Less than a week before Christmas, the retailer said data from 40 million customers' credit and debit cards had been stolen by malware infecting its stores' point-of-sale terminals. Weeks later, it acknowledged that other data - names, mailing addresses, and e-mail addresses or phone numbers - had been hacked on 70 million customers, though it wasn't clear how many of the same consumers were affected.

Target's damage control has included the now-common offer of a year's free subscription to Experian's ProtectMyID credit-monitoring service, and advice to be wary of anyone who phones, e-mails, or texts "even if they claim to be someone you know or do business with. Instead, ask for a call-back number."

Sadly, there's nothing overwrought about that advice. The Target hacking puts its customers at particular risk of the crime called "spearphishing."

In ordinary phishing, the bad guys troll widely - typically via spam e-mail - for personal data that might make someone a target for identity theft. Spearphishers are con artists who start with some of those data. Then they use a key detail - say, your first name, or the last four digits of a familiar account number - to steal from you, or to get more details for full-blown identity theft.

How do you protect yourself?

Replace your cards and your account numbers. If your bank hasn't done so yet, insist.

Use a new PIN.

Watch all statements closely.

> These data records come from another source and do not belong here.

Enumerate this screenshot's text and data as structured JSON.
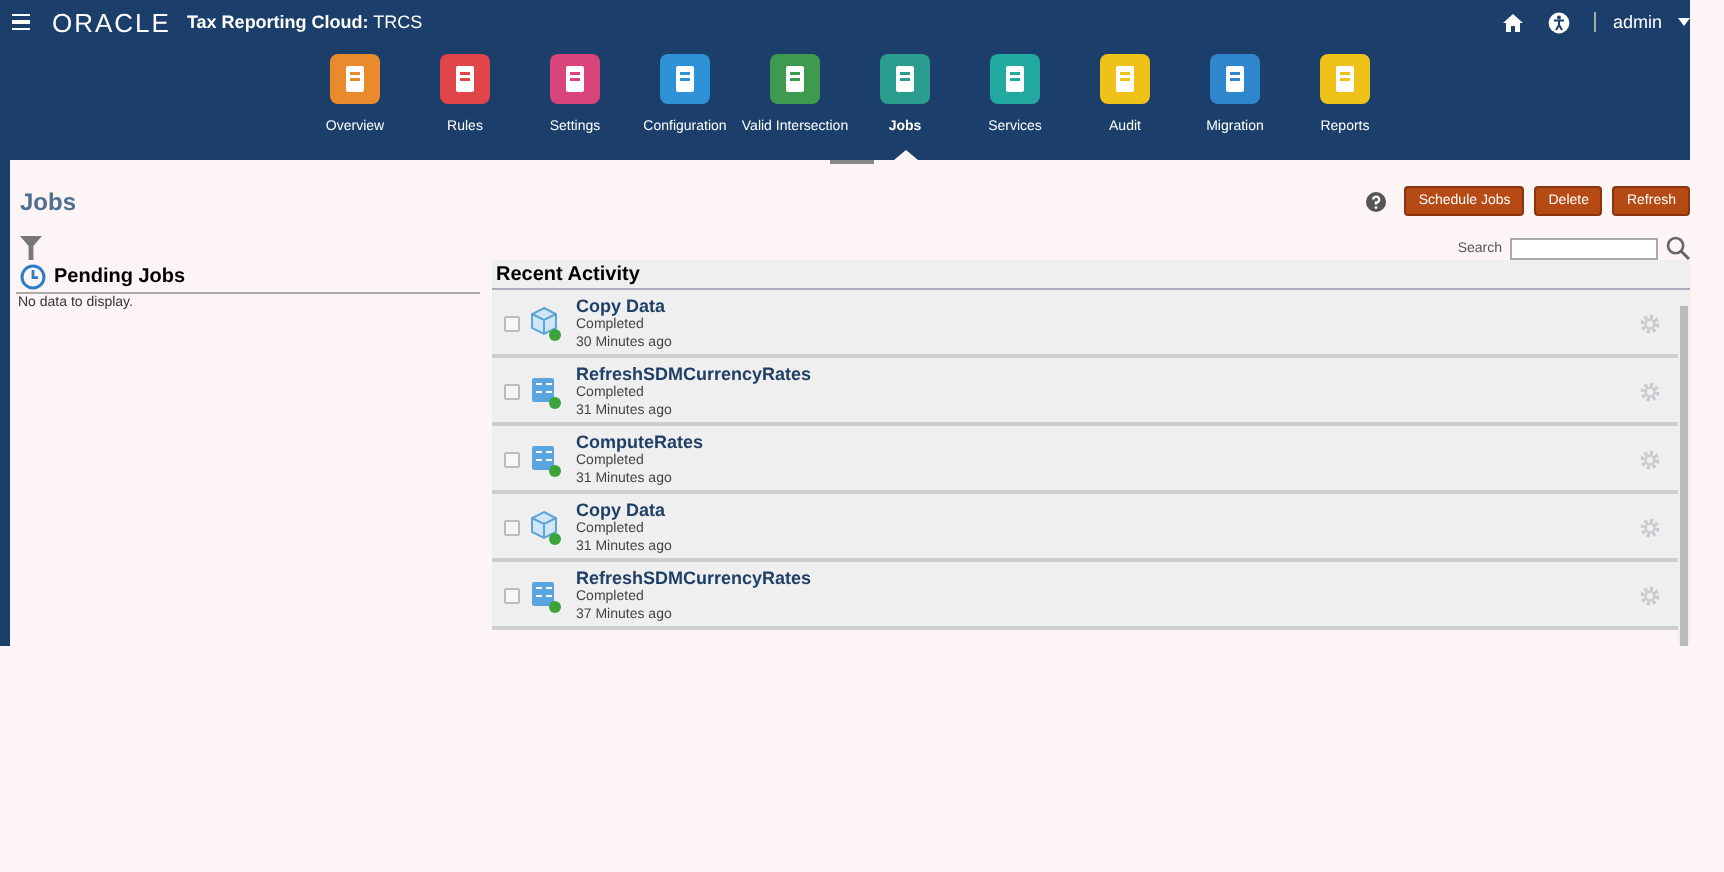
{
  "header": {
    "logo": "ORACLE",
    "app_title": "**Tax Reporting Cloud:** TRCS",
    "user": "admin"
  },
  "nav": [
    {
      "label": "Overview",
      "color": "#e98a2c",
      "selected": false
    },
    {
      "label": "Rules",
      "color": "#e0454a",
      "selected": false
    },
    {
      "label": "Settings",
      "color": "#d9457a",
      "selected": false
    },
    {
      "label": "Configuration",
      "color": "#2e93d6",
      "selected": false
    },
    {
      "label": "Valid Intersection",
      "color": "#3e9a4e",
      "selected": false
    },
    {
      "label": "Jobs",
      "color": "#2a9d8f",
      "selected": true
    },
    {
      "label": "Services",
      "color": "#22a9a0",
      "selected": false
    },
    {
      "label": "Audit",
      "color": "#efc21a",
      "selected": false
    },
    {
      "label": "Migration",
      "color": "#2e86cc",
      "selected": false
    },
    {
      "label": "Reports",
      "color": "#efc21a",
      "selected": false
    }
  ],
  "page_title": "Jobs",
  "buttons": [
    "Schedule Jobs",
    "Delete",
    "Refresh"
  ],
  "search": {
    "label": "Search"
  },
  "pending": {
    "title": "Pending Jobs",
    "empty": "No data to display."
  },
  "recent": {
    "title": "Recent Activity",
    "rows": [
      {
        "name": "Copy Data",
        "status": "Completed",
        "time": "30 Minutes ago",
        "kind": "data",
        "checked": false
      },
      {
        "name": "RefreshSDMCurrencyRates",
        "status": "Completed",
        "time": "31 Minutes ago",
        "kind": "rule",
        "checked": false
      },
      {
        "name": "ComputeRates",
        "status": "Completed",
        "time": "31 Minutes ago",
        "kind": "rule",
        "checked": false
      },
      {
        "name": "Copy Data",
        "status": "Completed",
        "time": "31 Minutes ago",
        "kind": "data",
        "checked": false
      },
      {
        "name": "RefreshSDMCurrencyRates",
        "status": "Completed",
        "time": "37 Minutes ago",
        "kind": "rule",
        "checked": false
      }
    ]
  }
}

Fraudsters won't necessarily go for big-ticket items right away.

Consider a "security freeze," also known as a "credit freeze," which blocks access to your credit file until you thaw it with a PIN code. A freeze blocks thieves from getting credit in your name - the worst kind of ID theft.

Ask your bank for an ATM-only debit card rather than a Visa or MasterCard debit card that's usable with a signature.

Signature-based debit is absurdly risky, Mierzwinski says, and I wholeheartedly agree. Even if Visa and MasterCard promise to cover your losses, your federal protections are weaker than when using a credit card. And the con artists are building your Visa bill, not depleting your bank balance.

"It's much better to go to a bank and say you don't owe them money than to go to a bank and say, 'Give me my money back,' " Mierzwinski said.

It's time for the payment industry to get serious about security - or for Congress or regulators to act if it doesn't.